Eventually the crush began ooooozing in the general direction of the Pacific Ocean, with me hopping up and down and in circles, trying to keep my hamstring from seizing up. And when it dawned on me that it had indeed taken a full 20 minutes to go exactly 2 blocks, I decided that, since my goal of getting a decent time and making the top 10,000 runners was at this point a very impossible thing without a teleporter, difinative action was called for. Namely, running. Which I did. Inching out of the throng, and up Mission Street, instead of Howard with the stand-still crowd. So I had a gloriously empty first few miles (which I'd actually already run to get to where I'd just been from the train station, but oh well), being cheered on by homeless and high-fived by hookers (who might have been lost race participants...?). All well and good for the moment, but the fact that I was not running the actual course meant that I knew I wouldn't be able to sleep until I'd really done the whole thing, as in, all the miles of the actual intended course. Which I did later on, but for now, back to the story.
I rejoined the course at 9th and Mission, which because I'd essentially hopped ahead was a comfortable number of people, all running. Hayes Hill was that much easier, with the extra breathing room, making it a leisurely uphill clip while enjoying a medly of disco tunes and of course the sights: various costumed runners, various naked runners, "Through the Hayes Optometry", and a group dressed as paper mache salmon with bright red eggs on their noses making their way DOWN the hill against the flow of traffic (ha ha).
The rest of the course was uneventful and lovely; cool SF weather + blocked off streets + Golden Gate Park + running = happy Antonia. The hamstring held, and I arrived at the Great Highway and the Breakers feeling like I could have done the distance double (which is good, as I have a half marathon in three weeks...). After dipping my shoes in the Pacific, a water break, t-shirt collection, and a free bread clip from sponsor Oroweat, I took the Muni Bay to Breakers Express (which took as long as it would have taken me to crawl the distance upside-down with taffy on my hands) back to the starting point and, you guessed it, ran out to the Bay at Embarcadero, dipped my shoes in, and ran up Howard to 9th Street, the leg I'd mirrored earlier.
And now I've done the Bay to Breakers. Which means I don't EVER HAVE TO DO IT AGAIN. Give me a nice old-fashioned 5000 participant half-Ironman triathlon, thank you very much.

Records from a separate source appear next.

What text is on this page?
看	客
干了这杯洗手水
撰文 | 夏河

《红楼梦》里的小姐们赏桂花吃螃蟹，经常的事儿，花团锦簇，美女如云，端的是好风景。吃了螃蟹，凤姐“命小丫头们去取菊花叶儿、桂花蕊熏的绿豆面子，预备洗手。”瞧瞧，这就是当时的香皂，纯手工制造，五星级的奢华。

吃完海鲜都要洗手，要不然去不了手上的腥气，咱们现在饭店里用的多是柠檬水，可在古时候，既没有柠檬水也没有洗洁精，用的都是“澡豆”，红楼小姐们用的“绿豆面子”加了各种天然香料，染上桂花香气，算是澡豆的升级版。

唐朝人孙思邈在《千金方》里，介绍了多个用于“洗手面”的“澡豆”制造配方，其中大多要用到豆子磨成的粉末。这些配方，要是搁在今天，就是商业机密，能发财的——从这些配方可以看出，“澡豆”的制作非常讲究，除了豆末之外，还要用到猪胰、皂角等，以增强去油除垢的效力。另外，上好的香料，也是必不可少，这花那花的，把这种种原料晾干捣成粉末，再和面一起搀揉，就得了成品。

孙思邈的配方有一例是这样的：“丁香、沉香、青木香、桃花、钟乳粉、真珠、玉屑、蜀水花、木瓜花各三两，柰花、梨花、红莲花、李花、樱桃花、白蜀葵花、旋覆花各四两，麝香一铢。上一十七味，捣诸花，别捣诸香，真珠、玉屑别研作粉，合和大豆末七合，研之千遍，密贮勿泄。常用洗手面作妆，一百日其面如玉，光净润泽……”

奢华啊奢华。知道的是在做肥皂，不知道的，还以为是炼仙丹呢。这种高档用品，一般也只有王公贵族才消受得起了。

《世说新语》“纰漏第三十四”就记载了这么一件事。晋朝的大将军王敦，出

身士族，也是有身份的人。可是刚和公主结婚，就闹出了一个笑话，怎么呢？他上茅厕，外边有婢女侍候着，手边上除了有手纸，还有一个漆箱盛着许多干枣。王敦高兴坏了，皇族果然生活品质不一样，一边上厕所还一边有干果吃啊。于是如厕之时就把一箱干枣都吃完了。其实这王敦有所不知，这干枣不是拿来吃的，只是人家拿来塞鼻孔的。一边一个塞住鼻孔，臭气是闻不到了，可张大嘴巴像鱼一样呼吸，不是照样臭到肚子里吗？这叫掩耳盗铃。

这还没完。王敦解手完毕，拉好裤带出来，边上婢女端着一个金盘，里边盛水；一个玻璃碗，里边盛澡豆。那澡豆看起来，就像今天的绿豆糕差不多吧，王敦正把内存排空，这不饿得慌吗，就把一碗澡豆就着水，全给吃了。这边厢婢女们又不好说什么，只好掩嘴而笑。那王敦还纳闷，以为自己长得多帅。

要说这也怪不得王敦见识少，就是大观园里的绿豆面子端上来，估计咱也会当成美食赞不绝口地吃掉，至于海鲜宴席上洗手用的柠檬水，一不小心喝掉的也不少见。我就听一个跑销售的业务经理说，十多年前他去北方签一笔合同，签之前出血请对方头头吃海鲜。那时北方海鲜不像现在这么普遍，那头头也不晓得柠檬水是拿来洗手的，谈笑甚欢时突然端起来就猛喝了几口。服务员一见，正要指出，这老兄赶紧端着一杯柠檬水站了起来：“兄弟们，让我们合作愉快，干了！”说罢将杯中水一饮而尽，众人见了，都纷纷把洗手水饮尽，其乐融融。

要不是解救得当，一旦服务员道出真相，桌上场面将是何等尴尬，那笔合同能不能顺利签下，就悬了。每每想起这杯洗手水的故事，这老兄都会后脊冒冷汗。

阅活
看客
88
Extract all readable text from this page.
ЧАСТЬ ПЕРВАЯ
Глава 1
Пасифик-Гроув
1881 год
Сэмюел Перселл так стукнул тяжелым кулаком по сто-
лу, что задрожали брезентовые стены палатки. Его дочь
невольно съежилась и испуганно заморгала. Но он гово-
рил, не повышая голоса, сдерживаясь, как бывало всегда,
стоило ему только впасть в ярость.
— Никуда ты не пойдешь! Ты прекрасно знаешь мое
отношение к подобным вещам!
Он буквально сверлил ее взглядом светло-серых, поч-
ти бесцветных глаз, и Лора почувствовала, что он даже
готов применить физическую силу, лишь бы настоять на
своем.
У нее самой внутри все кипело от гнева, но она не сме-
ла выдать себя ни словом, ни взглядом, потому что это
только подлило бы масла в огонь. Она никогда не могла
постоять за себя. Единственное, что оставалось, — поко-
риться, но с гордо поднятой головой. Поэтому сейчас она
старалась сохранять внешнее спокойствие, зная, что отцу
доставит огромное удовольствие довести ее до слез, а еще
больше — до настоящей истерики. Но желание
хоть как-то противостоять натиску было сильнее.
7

P.S. If none of this makes any sense whatsoever to you, either I must appologize for being a bad writer (which I do) or I will provide the website to the Bay to Breakers so that you can read up on what I'm talking about if you're unfamiliar with the event: www.baytobreakers.com

Thursday, May 12, 2005

A Question of Slinkys and Goats

Regarding the question (see full profile) of well-escapage with the tools provided (goat + slinky):
Way #1 - Unfortunately I can't kill the goat, as I'm a vegan, but assuming I was able to outlast the goat and it died of natural causes, and assuming the slinky was metal, I would break off a sharp piece of the slinky, gut the goat, build a ladder out of tendons and bones, and climb out.
Way #2 - The goat being no use at all when alive, I would ignore the goat, break the (assuming) metal slinky into four pieces, put the pieces over my hands and feet, and (assuming a well width conducive to this method) climb up the well spread-eagle style, using the slinky bits as crampon-like traction-giving devices.